Le lendemain lundi 13 (jour de l’an de l’année grecque), dès qu’on y voit, nous sortons du khan. La neige tombe tassée ; un enfant (Dimitri, le fils de la bonne femme), avec son capuchon sur la tête, gros petit robuste paysan, à l’air bête et à lèvres sensuelles, nous sert de guide jusqu’à la route, nous n’en avons pas été loin hier au soir ; il fallait, comme nous l’avons pensé, laisser le ravin sur la gauche.

Nous passons le Cithéron à grand’peine, nos chevaux un peu plus ne pourraient s’en tirer.
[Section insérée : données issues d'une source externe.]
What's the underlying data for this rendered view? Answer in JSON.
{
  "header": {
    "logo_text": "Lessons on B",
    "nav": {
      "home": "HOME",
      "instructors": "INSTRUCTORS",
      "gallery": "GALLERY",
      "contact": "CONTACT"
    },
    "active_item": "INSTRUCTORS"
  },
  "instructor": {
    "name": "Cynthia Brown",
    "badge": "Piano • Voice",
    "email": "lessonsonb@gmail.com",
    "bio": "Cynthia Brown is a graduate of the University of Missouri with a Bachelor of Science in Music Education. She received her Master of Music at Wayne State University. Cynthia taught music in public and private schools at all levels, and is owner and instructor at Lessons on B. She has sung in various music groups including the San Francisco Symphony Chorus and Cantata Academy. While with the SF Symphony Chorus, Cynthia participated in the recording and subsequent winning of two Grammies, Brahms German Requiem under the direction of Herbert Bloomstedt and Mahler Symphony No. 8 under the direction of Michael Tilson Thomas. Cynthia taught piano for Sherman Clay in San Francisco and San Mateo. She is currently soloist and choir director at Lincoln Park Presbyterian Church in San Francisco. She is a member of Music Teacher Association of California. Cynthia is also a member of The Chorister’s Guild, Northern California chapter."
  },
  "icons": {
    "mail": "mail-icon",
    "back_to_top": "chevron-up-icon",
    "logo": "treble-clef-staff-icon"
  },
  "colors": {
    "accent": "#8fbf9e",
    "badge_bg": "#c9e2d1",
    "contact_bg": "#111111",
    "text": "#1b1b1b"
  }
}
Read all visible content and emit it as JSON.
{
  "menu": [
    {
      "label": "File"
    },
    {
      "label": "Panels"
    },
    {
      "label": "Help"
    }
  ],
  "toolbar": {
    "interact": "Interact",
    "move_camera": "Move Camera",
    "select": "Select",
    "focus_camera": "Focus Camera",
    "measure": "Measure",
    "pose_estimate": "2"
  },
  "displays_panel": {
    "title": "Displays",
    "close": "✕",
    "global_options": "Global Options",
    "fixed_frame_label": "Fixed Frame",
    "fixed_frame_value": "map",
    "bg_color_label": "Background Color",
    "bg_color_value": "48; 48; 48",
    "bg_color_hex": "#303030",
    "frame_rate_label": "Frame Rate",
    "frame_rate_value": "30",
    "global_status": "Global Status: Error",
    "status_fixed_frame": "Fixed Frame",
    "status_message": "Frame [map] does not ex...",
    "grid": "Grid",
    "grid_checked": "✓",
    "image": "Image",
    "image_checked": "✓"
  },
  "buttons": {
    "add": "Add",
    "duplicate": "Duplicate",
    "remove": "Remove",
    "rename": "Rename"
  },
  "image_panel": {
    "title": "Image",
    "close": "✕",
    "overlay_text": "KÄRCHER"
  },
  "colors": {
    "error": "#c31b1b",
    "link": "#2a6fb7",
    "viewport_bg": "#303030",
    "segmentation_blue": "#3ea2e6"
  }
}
La couverture de laine de Maxime a l’air d’une peau de mouton veloutée, et par le bas revêt, en certaines places, des tons bruns à glacis d’or (taches de fumée, ou la laine qui reparaît en dessous ?) pareils à de la peau de léopard.

À 11 heures du matin, arrêtés trois quarts d’heure à Casa, il y fait froid. Déjeuner avec du pain chaud et pas mal de petits verres de raki. Nous remettons nos couvertures sur nos dos, ma peau de bique est déchirée. Avec mon tarbouch rabattu sur les yeux, ma grande barbe et mes vêtements de poil et de grosse laine, le tout rattaché par des ficelles et des cordons, j’ai l’air d’un Cosaque.